A pond measuring a depth of four to five feet is most favorable for your koi's health and survival for a number of reasons. In shallow ponds, the water temperature fluctuates more with climate changes. If the water gets too warm, the temperature can jeopardize your koi's health. Koi are a part of the carp family and are coldwater fish. It takes longer for temperatures to rise in deeper ponds with larger capacities of water. A deeper pond cultivates your koi's health and development by allowing them to exercise properly with longer swimming distances up and down. In an outdoor environment, a pond's depth is instrumental to your koi's survival. Three feet deep is the minimum height for protection against predators, i.e., raccoons, coyotes, cranes, and egrets.

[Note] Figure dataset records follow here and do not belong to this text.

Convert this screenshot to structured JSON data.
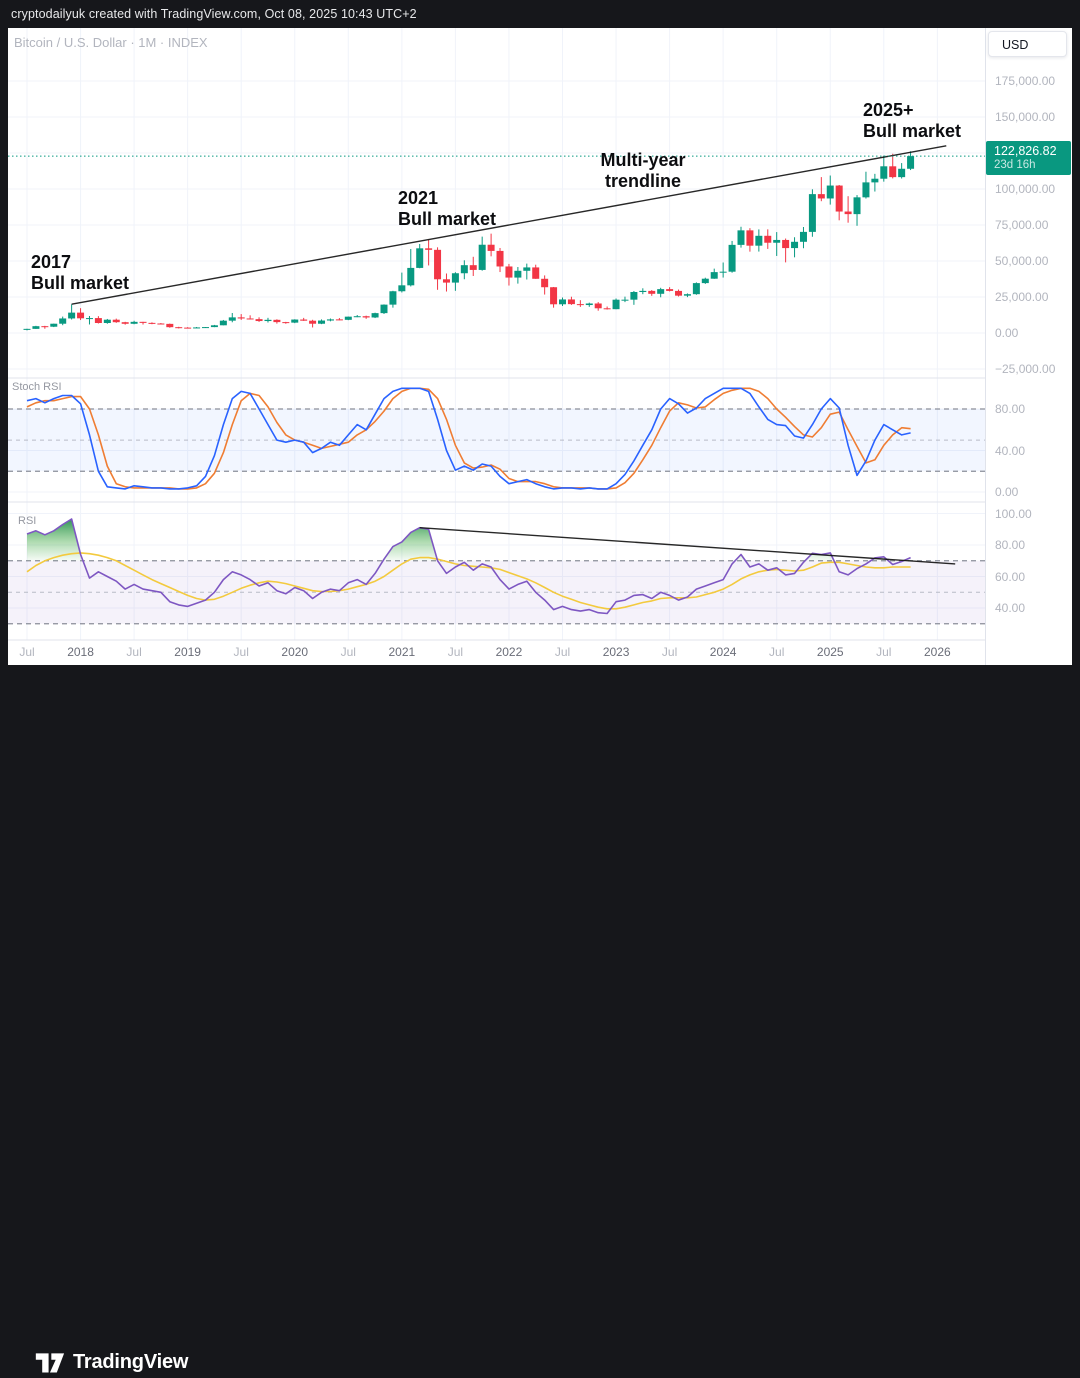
{
  "top_bar": {
    "attribution": "cryptodailyuk created with TradingView.com, Oct 08, 2025 10:43 UTC+2"
  },
  "header": {
    "symbol_title": "Bitcoin / U.S. Dollar · 1M · INDEX"
  },
  "price_scale": {
    "currency_button": "USD",
    "labels": [
      {
        "text": "175,000.00",
        "value": 175000
      },
      {
        "text": "150,000.00",
        "value": 150000
      },
      {
        "text": "100,000.00",
        "value": 100000
      },
      {
        "text": "75,000.00",
        "value": 75000
      },
      {
        "text": "50,000.00",
        "value": 50000
      },
      {
        "text": "25,000.00",
        "value": 25000
      },
      {
        "text": "0.00",
        "value": 0
      },
      {
        "text": "−25,000.00",
        "value": -25000
      }
    ],
    "price_badge": {
      "price": "122,826.82",
      "countdown": "23d 16h",
      "color": "#099880"
    }
  },
  "stoch_axis_labels": [
    {
      "text": "80.00",
      "value": 80
    },
    {
      "text": "40.00",
      "value": 40
    },
    {
      "text": "0.00",
      "value": 0
    }
  ],
  "rsi_axis_labels": [
    {
      "text": "100.00",
      "value": 100
    },
    {
      "text": "80.00",
      "value": 80
    },
    {
      "text": "60.00",
      "value": 60
    },
    {
      "text": "40.00",
      "value": 40
    }
  ],
  "time_axis": [
    {
      "text": "Jul",
      "m": 0,
      "major": false
    },
    {
      "text": "2018",
      "m": 6,
      "major": true
    },
    {
      "text": "Jul",
      "m": 12,
      "major": false
    },
    {
      "text": "2019",
      "m": 18,
      "major": true
    },
    {
      "text": "Jul",
      "m": 24,
      "major": false
    },
    {
      "text": "2020",
      "m": 30,
      "major": true
    },
    {
      "text": "Jul",
      "m": 36,
      "major": false
    },
    {
      "text": "2021",
      "m": 42,
      "major": true
    },
    {
      "text": "Jul",
      "m": 48,
      "major": false
    },
    {
      "text": "2022",
      "m": 54,
      "major": true
    },
    {
      "text": "Jul",
      "m": 60,
      "major": false
    },
    {
      "text": "2023",
      "m": 66,
      "major": true
    },
    {
      "text": "Jul",
      "m": 72,
      "major": false
    },
    {
      "text": "2024",
      "m": 78,
      "major": true
    },
    {
      "text": "Jul",
      "m": 84,
      "major": false
    },
    {
      "text": "2025",
      "m": 90,
      "major": true
    },
    {
      "text": "Jul",
      "m": 96,
      "major": false
    },
    {
      "text": "2026",
      "m": 102,
      "major": true
    }
  ],
  "annotations": {
    "a2017": {
      "line1": "2017",
      "line2": "Bull market"
    },
    "a2021": {
      "line1": "2021",
      "line2": "Bull market"
    },
    "amulti": {
      "line1": "Multi-year",
      "line2": "trendline"
    },
    "a2025": {
      "line1": "2025+",
      "line2": "Bull market"
    }
  },
  "panels": {
    "stoch_label": "Stoch RSI",
    "rsi_label": "RSI"
  },
  "footer": {
    "logo_text": "TradingView"
  },
  "colors": {
    "up": "#089981",
    "down": "#f23645",
    "stoch_k": "#2962ff",
    "stoch_d": "#ef7d33",
    "rsi_line": "#7e57c2",
    "rsi_ma": "#f3ca3e",
    "trendline": "#111111",
    "price_line": "#089981",
    "grid": "#f0f3fa",
    "separator": "#e0e3eb",
    "band_dash_strong": "#8a8e99",
    "band_dash_mid": "#b8bbc6",
    "stoch_band_fill": "rgba(41,98,255,0.06)",
    "rsi_band_fill": "rgba(126,87,194,0.08)"
  },
  "chart_data": {
    "type": "candlestick",
    "title": "Bitcoin / U.S. Dollar, 1 month, INDEX",
    "start_month": "2017-07",
    "end_month": "2025-10",
    "current_price": 122826.82,
    "price_axis_range": [
      -40000,
      195000
    ],
    "o": [
      2480,
      2875,
      4735,
      4360,
      6450,
      10100,
      14150,
      10200,
      10360,
      6940,
      9240,
      7500,
      6400,
      7750,
      7030,
      6600,
      6340,
      4040,
      3740,
      3460,
      3860,
      4100,
      5350,
      8560,
      10850,
      10090,
      9630,
      8310,
      9150,
      7560,
      7200,
      9350,
      8550,
      6440,
      8660,
      9460,
      9140,
      11350,
      11650,
      10780,
      13800,
      19700,
      28990,
      33110,
      45200,
      58800,
      57750,
      37300,
      35000,
      41500,
      47100,
      43800,
      61300,
      57000,
      46200,
      38480,
      43200,
      45540,
      37650,
      31790,
      19940,
      23300,
      20050,
      19420,
      20490,
      17160,
      16540,
      23130,
      23140,
      28470,
      29250,
      27220,
      30470,
      29230,
      25930,
      26960,
      34650,
      37710,
      42280,
      42580,
      61200,
      71280,
      60640,
      67500,
      62680,
      64620,
      58970,
      63330,
      70220,
      96440,
      93430,
      102400,
      84350,
      82550,
      94210,
      104600,
      107140,
      115760,
      108240,
      114050
    ],
    "h": [
      2920,
      4980,
      4980,
      6500,
      11400,
      19900,
      17250,
      11790,
      11700,
      9760,
      9990,
      7780,
      8500,
      7760,
      7410,
      6940,
      6540,
      4310,
      4060,
      4180,
      4130,
      5620,
      9060,
      13880,
      13130,
      12280,
      10890,
      10540,
      9520,
      7740,
      9550,
      10500,
      9180,
      9440,
      10070,
      10380,
      11440,
      12480,
      12050,
      14100,
      19860,
      29300,
      41950,
      58350,
      61800,
      64900,
      59500,
      41320,
      42200,
      50500,
      52920,
      66930,
      69000,
      59040,
      47980,
      45820,
      48190,
      47440,
      40000,
      31960,
      24670,
      25200,
      22800,
      21080,
      21470,
      18390,
      23960,
      25250,
      29180,
      31050,
      29820,
      31390,
      31800,
      30180,
      27480,
      35150,
      38410,
      44700,
      48970,
      63930,
      73800,
      72800,
      71950,
      71990,
      70080,
      65600,
      66500,
      73620,
      99800,
      108270,
      109360,
      102800,
      95000,
      95770,
      112000,
      110530,
      123230,
      124500,
      118000,
      126200
    ],
    "l": [
      1830,
      2840,
      2970,
      4110,
      5430,
      9380,
      9000,
      5920,
      6600,
      6430,
      7040,
      5780,
      6070,
      5880,
      6100,
      6200,
      3650,
      3150,
      3350,
      3350,
      3670,
      4060,
      5330,
      7450,
      9090,
      9350,
      7700,
      7300,
      6520,
      6430,
      6850,
      8410,
      3850,
      6160,
      8110,
      8830,
      8900,
      11000,
      9830,
      10380,
      13200,
      17600,
      28150,
      32320,
      44950,
      46930,
      30000,
      28800,
      29300,
      37330,
      39600,
      43280,
      53250,
      42330,
      32950,
      34300,
      37160,
      37600,
      26700,
      17600,
      18780,
      19520,
      18130,
      18190,
      15480,
      16260,
      16490,
      21450,
      19570,
      26950,
      25810,
      24800,
      28860,
      25350,
      24900,
      26540,
      34100,
      37610,
      38500,
      41880,
      59320,
      56500,
      56550,
      58400,
      53500,
      49050,
      52550,
      58870,
      66840,
      91530,
      89170,
      78260,
      76600,
      74440,
      93370,
      98240,
      105110,
      107360,
      107270,
      113160
    ],
    "c": [
      2875,
      4735,
      4360,
      6450,
      10100,
      14150,
      10200,
      10360,
      6940,
      9240,
      7500,
      6400,
      7750,
      7030,
      6600,
      6340,
      4040,
      3740,
      3460,
      3860,
      4100,
      5350,
      8560,
      10850,
      10090,
      9630,
      8310,
      9150,
      7560,
      7200,
      9350,
      8550,
      6440,
      8660,
      9460,
      9140,
      11350,
      11650,
      10780,
      13800,
      19700,
      28990,
      33110,
      45200,
      58800,
      57750,
      37300,
      35000,
      41500,
      47100,
      43800,
      61300,
      57000,
      46200,
      38480,
      43200,
      45540,
      37650,
      31790,
      19940,
      23300,
      20050,
      19420,
      20490,
      17160,
      16540,
      23130,
      23140,
      28470,
      29250,
      27220,
      30470,
      29230,
      25930,
      26960,
      34650,
      37710,
      42280,
      42580,
      61200,
      71280,
      60640,
      67500,
      62680,
      64620,
      58970,
      63330,
      70220,
      96440,
      93430,
      102400,
      84350,
      82550,
      94210,
      104600,
      107140,
      115760,
      108240,
      114050,
      122827
    ],
    "stoch_rsi": {
      "levels": [
        80,
        50,
        20
      ],
      "k": [
        88,
        90,
        86,
        90,
        93,
        93,
        85,
        55,
        20,
        5,
        4,
        3,
        6,
        5,
        4,
        4,
        3,
        3,
        4,
        6,
        15,
        35,
        65,
        90,
        97,
        95,
        80,
        65,
        50,
        48,
        50,
        48,
        38,
        42,
        48,
        45,
        55,
        65,
        60,
        75,
        90,
        97,
        100,
        100,
        100,
        97,
        70,
        40,
        21,
        25,
        21,
        27,
        25,
        15,
        8,
        10,
        12,
        8,
        5,
        3,
        4,
        4,
        3,
        4,
        3,
        3,
        8,
        17,
        30,
        45,
        60,
        80,
        90,
        85,
        76,
        81,
        90,
        95,
        100,
        100,
        100,
        95,
        82,
        70,
        65,
        64,
        54,
        52,
        65,
        80,
        90,
        81,
        45,
        16,
        30,
        50,
        65,
        60,
        55,
        57
      ],
      "d": [
        82,
        86,
        88,
        88,
        90,
        92,
        92,
        80,
        55,
        25,
        8,
        5,
        4,
        4,
        4,
        4,
        4,
        3,
        3,
        4,
        8,
        18,
        38,
        65,
        88,
        95,
        93,
        82,
        67,
        55,
        50,
        48,
        45,
        42,
        44,
        46,
        48,
        55,
        60,
        68,
        78,
        90,
        97,
        100,
        100,
        99,
        90,
        70,
        45,
        28,
        23,
        24,
        26,
        22,
        13,
        10,
        10,
        10,
        8,
        5,
        4,
        4,
        4,
        4,
        3,
        3,
        4,
        9,
        18,
        31,
        45,
        62,
        78,
        86,
        84,
        81,
        82,
        89,
        95,
        98,
        100,
        100,
        97,
        90,
        80,
        72,
        63,
        55,
        53,
        62,
        75,
        77,
        60,
        44,
        28,
        31,
        45,
        55,
        62,
        61
      ]
    },
    "rsi": {
      "levels": [
        70,
        50,
        30
      ],
      "overbought_fill_above": 70,
      "values": [
        87,
        89,
        86.5,
        89,
        93,
        96.5,
        74,
        59,
        63,
        60,
        57,
        52,
        55,
        52,
        51,
        50,
        44,
        42,
        41,
        43,
        45,
        50,
        58,
        63,
        61,
        58,
        54,
        56,
        51,
        49,
        53,
        51,
        46,
        50,
        52,
        51,
        56,
        58,
        55,
        62,
        71,
        79,
        82,
        88,
        91,
        90,
        70,
        62,
        66,
        69,
        64,
        68,
        66,
        58,
        52,
        55,
        57,
        50,
        45,
        39,
        41,
        39,
        38,
        39,
        37,
        36.5,
        44,
        45,
        48,
        48.5,
        46,
        50,
        48,
        45,
        47,
        52,
        54,
        56,
        58,
        68,
        74,
        66,
        68,
        64,
        65.5,
        61,
        62,
        69,
        74.7,
        74,
        75,
        63,
        61,
        65,
        68,
        71.8,
        72.5,
        67.6,
        69.5,
        72
      ],
      "ma": [
        63,
        67,
        70,
        72,
        73.5,
        74.5,
        75,
        74.5,
        73.5,
        72,
        70,
        67,
        64,
        61,
        58,
        55.5,
        53,
        50.5,
        48,
        46,
        45,
        45.5,
        47.5,
        50,
        52.5,
        54.5,
        56,
        57,
        56.5,
        55.5,
        54,
        52.5,
        51,
        50.5,
        50.5,
        51,
        52,
        53.5,
        55,
        57,
        60,
        64,
        68,
        71,
        72,
        72,
        71,
        69.5,
        68,
        67,
        66.5,
        66,
        65.5,
        64.5,
        62.5,
        60.5,
        58.5,
        56,
        53,
        50,
        47.5,
        45.5,
        43.5,
        42,
        40.5,
        39.5,
        39.5,
        40.5,
        42,
        43.5,
        44.5,
        46,
        46.5,
        46.5,
        46.5,
        47,
        48.5,
        50,
        52,
        55,
        58.5,
        61,
        63,
        64,
        64.5,
        64,
        63.5,
        64,
        66,
        68.5,
        69,
        69,
        68,
        67,
        66,
        65.5,
        65.5,
        66,
        66,
        66
      ]
    },
    "trendlines": [
      {
        "panel": "price",
        "from_month": 5,
        "from_value": 20000,
        "to_month": 103,
        "to_value": 130000
      },
      {
        "panel": "rsi",
        "from_month": 44,
        "from_value": 91,
        "to_month": 104,
        "to_value": 68
      }
    ]
  }
}
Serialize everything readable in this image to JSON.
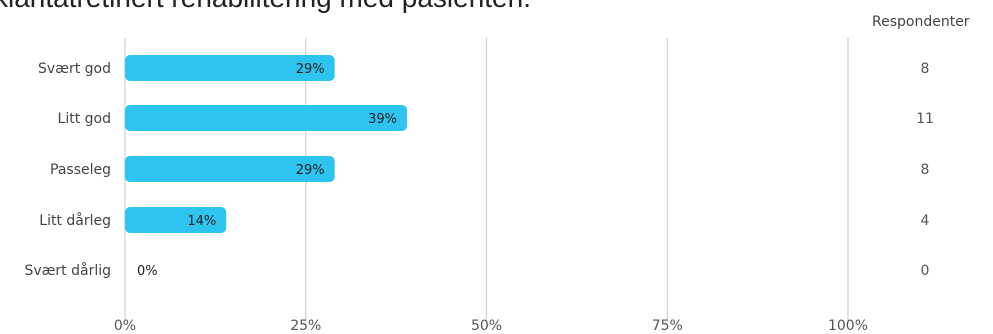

Koi's prefer longer ponds to shorter round ponds. The pond's length is critical to the koi's health, promoting proper growth for the fish, and providing them with the appropriate space to exercise. A 6" to 8" long koi, can reach a moderate size of 2 feet long and upwards in length in 3 years, depending on the amount of food and how frequent you feed them.
The greater the volume (gallons of water) of your pond, the easier it is to keep the water temperature stable and healthy for your koi. Volume also applies to the stocking rate (number of fish per gallon of water). To promote a healthy environment, it is important not to overcrowd your pond with fish. Volume is the determining factor when deciding on the amount of fish you wish to keep.